Marisol Chocano Gomez, president of the Chamber, says the event will feature, "The best Peruvian restaurants in South Florida and the best drinks, such as the pisco sour and chilcano de pisco."
The event is taking place at the Rusty Pelican on Septernber 24, from 6 until 10 p.m. The $60 admission price includes unlimited food and beverage sampling, and proceeds from the event benefit the Asociación Emergencia Ayacucho, an organization that strives to provide for the children left orphaned in the city of Ayacucho by the terrorist organization, Sendero Luminoso aka Shining Path.
According to Pew Research, Miami-Dade County is home to the largest Peruvian population in the United States, equaling over 40,000 Pervuians. It's no wonder that the country's dishes, such as ceviche, lomo saltado, a stir-fry served atop a bed of french fries with a side of white rice; and arroz de chaufa, Peruvian-style fried rice, have become popular with non-Peruvian Miamians. Peruvian cuisine is one of the most varied among Central and South American cuisines due to the fusion of Inca, Asian, European, and African recipes.
Participating restaurants include Aromas del Peru, Ceviche Street, MPP Brickell, Dr. Limon, Cholo's Restaurant, Mixtura, and Divino Ceviche. Wash down your lomo saltado with Killa Pisco, Cerveza Cuzqueña, Pisco Viejo Tonel, Pisco Don Benedicto, and Inca Kola.

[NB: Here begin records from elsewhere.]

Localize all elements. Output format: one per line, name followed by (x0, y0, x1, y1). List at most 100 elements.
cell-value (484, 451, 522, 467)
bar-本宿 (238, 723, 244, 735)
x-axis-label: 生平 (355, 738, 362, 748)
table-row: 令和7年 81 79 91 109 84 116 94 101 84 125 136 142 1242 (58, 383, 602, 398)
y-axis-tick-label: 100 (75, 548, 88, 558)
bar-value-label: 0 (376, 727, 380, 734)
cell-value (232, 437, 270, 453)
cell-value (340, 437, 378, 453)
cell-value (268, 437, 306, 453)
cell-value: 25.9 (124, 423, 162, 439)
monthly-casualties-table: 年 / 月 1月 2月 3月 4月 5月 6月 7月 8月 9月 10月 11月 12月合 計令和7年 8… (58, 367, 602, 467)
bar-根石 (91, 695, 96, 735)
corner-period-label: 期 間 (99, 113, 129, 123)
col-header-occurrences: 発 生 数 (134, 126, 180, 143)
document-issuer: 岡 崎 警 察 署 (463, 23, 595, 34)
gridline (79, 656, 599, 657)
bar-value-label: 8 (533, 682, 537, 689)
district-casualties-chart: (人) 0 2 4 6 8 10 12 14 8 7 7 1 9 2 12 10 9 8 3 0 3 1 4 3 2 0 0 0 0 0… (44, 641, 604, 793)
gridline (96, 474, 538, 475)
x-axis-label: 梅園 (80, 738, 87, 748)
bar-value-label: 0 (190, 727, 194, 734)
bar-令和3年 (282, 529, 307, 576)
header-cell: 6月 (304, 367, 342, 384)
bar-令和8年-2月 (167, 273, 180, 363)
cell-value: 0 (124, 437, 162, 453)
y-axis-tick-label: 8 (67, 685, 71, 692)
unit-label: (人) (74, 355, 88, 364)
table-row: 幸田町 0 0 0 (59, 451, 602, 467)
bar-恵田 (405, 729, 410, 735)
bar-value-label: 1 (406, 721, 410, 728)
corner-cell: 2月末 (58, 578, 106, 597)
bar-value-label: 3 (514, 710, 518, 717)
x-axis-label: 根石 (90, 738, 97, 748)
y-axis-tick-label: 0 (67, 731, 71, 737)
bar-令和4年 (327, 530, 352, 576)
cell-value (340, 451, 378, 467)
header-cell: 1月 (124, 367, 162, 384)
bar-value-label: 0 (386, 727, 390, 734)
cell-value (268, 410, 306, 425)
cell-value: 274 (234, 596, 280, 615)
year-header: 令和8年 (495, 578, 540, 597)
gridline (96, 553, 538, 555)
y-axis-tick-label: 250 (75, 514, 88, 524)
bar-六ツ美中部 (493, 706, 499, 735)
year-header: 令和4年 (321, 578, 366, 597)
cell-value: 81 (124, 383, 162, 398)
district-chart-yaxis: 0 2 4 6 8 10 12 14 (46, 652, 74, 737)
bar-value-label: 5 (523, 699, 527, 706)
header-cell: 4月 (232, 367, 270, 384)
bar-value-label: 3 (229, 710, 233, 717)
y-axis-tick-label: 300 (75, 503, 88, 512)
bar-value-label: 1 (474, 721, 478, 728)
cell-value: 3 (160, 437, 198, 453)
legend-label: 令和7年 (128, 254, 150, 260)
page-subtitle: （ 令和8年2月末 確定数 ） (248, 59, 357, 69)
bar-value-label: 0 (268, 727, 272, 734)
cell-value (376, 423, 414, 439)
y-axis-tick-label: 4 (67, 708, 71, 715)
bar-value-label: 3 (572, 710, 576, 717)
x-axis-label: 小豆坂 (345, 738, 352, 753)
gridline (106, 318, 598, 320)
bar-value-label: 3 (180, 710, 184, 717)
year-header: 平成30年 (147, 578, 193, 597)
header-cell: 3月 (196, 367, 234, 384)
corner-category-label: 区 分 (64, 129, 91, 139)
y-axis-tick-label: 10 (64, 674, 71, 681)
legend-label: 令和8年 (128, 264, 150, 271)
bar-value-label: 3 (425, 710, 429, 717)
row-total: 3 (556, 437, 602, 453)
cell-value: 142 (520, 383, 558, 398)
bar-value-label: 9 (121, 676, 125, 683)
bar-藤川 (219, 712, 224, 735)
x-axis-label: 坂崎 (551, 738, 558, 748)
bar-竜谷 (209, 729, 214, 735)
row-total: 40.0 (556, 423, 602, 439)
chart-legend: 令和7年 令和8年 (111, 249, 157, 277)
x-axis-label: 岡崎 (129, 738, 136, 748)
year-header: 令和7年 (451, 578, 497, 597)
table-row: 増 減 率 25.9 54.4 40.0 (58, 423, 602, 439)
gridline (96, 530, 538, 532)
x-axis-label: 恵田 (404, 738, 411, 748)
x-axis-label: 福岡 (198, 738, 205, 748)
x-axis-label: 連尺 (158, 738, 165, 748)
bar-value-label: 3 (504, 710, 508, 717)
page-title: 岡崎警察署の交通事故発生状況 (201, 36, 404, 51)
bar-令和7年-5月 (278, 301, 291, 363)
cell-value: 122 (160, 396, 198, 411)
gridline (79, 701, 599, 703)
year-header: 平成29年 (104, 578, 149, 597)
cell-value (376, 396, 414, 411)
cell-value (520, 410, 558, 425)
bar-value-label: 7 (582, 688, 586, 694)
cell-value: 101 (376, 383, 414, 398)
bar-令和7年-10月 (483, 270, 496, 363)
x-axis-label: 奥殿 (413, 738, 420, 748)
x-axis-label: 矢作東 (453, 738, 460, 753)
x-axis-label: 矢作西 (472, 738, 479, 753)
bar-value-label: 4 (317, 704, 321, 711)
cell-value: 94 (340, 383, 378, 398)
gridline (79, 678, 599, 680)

As can be expected, ceviche, one of the country's culinary staples, will be available in abundance. So will pisco, a white brandy made from muscat grapes and often used as an ingredient in cocktails.
Aside from ceviche, also expect tiraditos, a dish consisting of raw fish in a spicy sauce; causas, a layered potato dish; nikkei dishes, a fusion of Peruvian and Japanese cuisines; and other fusion items.